Y llega la pandemia, que en México fue también un examen de carácter institucional. El texto acusa a la Secretaría de Salud —bajo la conducción de Hugo López-Gatell— de mensajes contradictorios, de minimizar la gravedad y de apostar a pronósticos que no se cumplieron. No es solo reproche técnico: es la radiografía de un gobierno que, por cuidar el relato, se permitió coquetear con la improvisación.
En paralelo, la novela de los negocios: medicinas, intermediarios y la tentación de lavar con siglas internacionales lo que aquí se ensucia por costumbre.
Se menciona el intento de comprar a través de la ONU para evitar corrupción y la constatación de que ni eso funcionó; una frase resume el cinismo tropical: “hasta a la ONU se la puede utilizar” para volverla lo que el gobierno necesita.
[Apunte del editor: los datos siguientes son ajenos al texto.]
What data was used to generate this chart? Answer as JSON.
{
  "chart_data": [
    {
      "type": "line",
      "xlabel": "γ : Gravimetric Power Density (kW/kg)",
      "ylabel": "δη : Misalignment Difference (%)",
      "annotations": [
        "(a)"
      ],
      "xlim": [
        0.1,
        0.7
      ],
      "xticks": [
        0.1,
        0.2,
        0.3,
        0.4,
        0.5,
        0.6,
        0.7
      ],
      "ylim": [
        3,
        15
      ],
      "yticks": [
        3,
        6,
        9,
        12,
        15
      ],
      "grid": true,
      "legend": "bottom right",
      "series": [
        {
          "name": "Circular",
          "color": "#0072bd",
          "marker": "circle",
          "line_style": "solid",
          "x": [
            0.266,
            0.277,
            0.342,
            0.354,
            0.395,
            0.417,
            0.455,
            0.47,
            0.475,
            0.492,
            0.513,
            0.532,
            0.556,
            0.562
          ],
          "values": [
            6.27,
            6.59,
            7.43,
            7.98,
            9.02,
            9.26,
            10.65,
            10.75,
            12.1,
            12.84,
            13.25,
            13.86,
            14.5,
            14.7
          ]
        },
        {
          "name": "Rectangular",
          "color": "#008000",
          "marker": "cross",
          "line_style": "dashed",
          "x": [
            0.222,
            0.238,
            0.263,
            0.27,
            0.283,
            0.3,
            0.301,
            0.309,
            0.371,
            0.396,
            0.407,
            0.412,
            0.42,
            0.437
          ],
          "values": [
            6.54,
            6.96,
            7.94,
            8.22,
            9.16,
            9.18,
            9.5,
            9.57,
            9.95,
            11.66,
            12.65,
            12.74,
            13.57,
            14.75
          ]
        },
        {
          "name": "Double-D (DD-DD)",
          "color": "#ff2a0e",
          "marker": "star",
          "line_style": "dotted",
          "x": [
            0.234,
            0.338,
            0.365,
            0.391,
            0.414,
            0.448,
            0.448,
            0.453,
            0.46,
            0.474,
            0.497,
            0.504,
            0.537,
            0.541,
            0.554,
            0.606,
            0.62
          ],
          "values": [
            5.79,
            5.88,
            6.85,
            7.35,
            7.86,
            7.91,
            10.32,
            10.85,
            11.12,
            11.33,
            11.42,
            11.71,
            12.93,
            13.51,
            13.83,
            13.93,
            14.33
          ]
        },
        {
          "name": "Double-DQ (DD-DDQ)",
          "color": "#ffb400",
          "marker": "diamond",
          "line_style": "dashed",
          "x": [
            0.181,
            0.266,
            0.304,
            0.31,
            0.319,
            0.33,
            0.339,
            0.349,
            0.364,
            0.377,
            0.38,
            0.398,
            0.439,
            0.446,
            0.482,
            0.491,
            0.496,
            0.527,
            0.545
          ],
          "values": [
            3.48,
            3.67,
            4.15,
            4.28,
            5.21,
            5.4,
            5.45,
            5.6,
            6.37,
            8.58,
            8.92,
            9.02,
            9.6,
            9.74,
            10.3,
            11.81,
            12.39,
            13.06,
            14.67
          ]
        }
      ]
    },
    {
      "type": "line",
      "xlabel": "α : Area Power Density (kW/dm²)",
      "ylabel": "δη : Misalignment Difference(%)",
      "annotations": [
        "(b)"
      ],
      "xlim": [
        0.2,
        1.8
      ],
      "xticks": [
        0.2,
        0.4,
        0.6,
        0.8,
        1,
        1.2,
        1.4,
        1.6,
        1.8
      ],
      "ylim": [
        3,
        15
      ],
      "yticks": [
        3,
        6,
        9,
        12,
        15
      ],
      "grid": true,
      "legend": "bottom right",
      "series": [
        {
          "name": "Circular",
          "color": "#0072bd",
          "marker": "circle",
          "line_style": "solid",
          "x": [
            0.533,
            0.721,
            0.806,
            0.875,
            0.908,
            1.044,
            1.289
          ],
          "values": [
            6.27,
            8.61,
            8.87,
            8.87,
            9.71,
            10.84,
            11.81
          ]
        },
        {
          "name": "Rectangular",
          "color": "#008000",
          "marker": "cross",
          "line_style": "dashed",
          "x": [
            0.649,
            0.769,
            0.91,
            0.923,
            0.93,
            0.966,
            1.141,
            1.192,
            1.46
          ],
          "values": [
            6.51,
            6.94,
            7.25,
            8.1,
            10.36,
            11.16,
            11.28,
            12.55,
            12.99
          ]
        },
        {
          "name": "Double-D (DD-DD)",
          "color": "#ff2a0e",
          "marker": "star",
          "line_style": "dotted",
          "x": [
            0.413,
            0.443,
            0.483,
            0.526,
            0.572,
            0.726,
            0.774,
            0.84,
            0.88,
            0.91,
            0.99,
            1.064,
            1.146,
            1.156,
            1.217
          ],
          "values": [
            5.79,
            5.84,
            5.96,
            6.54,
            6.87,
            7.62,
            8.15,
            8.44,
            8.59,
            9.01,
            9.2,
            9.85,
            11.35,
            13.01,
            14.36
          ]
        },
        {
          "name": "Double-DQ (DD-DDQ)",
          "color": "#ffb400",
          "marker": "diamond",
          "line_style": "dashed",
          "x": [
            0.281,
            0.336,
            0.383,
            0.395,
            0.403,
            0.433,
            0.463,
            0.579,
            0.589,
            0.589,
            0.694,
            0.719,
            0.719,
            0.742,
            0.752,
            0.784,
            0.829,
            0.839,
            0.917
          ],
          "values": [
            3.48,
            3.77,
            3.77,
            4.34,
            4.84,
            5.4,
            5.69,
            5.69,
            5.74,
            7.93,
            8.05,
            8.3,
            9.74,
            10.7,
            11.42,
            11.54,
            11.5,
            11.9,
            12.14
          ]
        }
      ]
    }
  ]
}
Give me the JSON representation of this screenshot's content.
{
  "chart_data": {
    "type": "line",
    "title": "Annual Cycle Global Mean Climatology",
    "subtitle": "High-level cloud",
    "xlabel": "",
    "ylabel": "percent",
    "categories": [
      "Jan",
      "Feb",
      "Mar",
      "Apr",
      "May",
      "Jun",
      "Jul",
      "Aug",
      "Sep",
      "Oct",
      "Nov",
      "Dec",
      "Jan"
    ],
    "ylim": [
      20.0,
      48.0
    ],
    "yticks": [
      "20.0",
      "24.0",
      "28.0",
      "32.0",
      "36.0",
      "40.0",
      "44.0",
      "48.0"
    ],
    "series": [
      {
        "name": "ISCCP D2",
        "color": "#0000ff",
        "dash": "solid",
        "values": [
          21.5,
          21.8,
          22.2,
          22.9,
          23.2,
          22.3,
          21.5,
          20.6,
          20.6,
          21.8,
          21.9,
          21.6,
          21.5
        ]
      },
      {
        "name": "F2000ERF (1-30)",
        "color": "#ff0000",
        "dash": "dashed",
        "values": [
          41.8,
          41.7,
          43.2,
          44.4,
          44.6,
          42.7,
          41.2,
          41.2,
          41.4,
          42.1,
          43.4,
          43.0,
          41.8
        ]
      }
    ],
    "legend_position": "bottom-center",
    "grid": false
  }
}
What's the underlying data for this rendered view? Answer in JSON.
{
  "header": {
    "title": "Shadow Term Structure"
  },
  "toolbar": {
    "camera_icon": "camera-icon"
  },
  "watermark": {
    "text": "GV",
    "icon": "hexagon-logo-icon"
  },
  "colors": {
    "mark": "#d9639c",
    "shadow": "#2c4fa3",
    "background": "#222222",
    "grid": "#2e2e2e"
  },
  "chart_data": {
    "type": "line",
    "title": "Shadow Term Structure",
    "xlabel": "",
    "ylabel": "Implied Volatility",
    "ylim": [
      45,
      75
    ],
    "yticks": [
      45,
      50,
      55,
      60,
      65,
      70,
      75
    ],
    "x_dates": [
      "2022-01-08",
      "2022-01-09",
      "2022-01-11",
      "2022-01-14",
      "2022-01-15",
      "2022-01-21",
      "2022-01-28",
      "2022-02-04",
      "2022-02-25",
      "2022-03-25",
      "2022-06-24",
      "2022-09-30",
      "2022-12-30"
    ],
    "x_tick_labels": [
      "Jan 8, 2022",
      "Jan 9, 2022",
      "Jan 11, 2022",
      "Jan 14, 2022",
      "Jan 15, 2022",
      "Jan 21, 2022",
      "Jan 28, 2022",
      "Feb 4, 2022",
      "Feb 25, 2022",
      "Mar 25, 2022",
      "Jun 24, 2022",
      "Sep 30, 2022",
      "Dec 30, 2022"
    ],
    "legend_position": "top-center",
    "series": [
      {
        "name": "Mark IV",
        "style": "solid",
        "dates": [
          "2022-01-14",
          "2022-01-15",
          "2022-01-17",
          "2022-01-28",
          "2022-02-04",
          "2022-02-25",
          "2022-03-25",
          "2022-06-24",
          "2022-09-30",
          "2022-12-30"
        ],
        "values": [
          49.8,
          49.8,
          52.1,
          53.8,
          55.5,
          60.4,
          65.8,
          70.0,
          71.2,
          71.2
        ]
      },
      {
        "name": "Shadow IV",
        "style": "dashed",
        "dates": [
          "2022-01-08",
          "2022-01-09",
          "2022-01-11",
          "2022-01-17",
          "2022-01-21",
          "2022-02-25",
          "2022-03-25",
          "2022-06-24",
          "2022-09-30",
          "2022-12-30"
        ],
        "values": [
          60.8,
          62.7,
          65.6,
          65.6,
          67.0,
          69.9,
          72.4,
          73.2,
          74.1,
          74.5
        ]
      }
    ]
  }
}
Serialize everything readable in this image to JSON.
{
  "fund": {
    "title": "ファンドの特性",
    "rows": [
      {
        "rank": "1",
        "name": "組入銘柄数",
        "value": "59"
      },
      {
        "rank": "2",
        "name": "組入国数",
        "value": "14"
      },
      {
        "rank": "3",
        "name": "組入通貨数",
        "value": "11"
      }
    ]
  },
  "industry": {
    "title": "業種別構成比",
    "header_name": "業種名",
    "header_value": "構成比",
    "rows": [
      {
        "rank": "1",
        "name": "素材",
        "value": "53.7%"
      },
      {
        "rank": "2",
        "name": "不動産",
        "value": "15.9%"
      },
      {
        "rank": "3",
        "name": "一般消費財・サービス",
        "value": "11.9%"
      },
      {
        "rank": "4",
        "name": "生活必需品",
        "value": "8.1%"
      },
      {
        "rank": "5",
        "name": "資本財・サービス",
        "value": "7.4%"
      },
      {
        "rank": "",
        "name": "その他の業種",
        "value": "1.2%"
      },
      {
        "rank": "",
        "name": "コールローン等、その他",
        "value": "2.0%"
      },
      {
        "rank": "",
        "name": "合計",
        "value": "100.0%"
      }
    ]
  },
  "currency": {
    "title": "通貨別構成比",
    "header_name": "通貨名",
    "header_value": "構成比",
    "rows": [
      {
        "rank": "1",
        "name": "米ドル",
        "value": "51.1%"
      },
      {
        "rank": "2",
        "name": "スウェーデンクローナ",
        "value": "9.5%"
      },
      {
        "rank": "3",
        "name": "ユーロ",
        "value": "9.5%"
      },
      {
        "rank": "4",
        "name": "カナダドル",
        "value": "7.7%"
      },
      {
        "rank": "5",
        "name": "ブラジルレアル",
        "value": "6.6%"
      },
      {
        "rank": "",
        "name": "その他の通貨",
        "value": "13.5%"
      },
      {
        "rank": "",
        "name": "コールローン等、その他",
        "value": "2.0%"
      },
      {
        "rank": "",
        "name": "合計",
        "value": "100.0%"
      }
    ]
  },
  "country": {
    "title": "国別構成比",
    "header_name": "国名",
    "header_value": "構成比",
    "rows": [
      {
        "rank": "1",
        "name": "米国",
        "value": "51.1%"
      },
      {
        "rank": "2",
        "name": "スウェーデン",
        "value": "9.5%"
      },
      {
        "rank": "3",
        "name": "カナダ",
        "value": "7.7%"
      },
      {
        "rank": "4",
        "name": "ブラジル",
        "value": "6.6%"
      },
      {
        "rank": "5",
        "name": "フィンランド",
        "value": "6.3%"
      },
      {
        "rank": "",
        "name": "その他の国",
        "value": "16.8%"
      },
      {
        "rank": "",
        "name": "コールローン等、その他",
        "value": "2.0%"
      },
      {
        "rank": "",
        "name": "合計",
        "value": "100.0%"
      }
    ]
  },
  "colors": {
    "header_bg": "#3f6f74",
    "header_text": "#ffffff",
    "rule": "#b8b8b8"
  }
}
Y sobre los empresarios, el relato es incómodo: pese a los pleitos públicos, muchos ganaron bien en el sexenio; hubo obra pública y decisiones favorables, pero el apetito nunca se sacia.
La parte más reveladora del libro no es la que presume cercanías, sino la que describe la expulsión. La salida de Scherer (1 de septiembre de 2021) abre la temporada de los golpes: López Obrador le advierte que lo van a lastimar, y la política mexicana —siempre puntual cuando se trata de ajustar cuentas— cumple.
Aparece Alejandro Gertz Manero, la reunión, el reclamo de una supuesta campaña en su contra y una escena simbólica: Scherer propone sentarse con el director de Proceso para demostrar que él no interviene en los contenidos.
La sospecha, en el fondo, no es periodística: es política. Porque aquí el pecado no es escribir, sino haber estado demasiado cerca del sol.
El libro cierra con una frase que funciona como epitafio y advertencia: aun entre infamia y agravio, queda la certeza de haber acompañado a un hombre que quiso cambiar la historia y, en el intento, cambió la de sus cercanos.
Es una sentencia amarga, casi del archivo personal: la política te pide todo, y cuando se va, te deja con lo único que no prescribe—la memoria.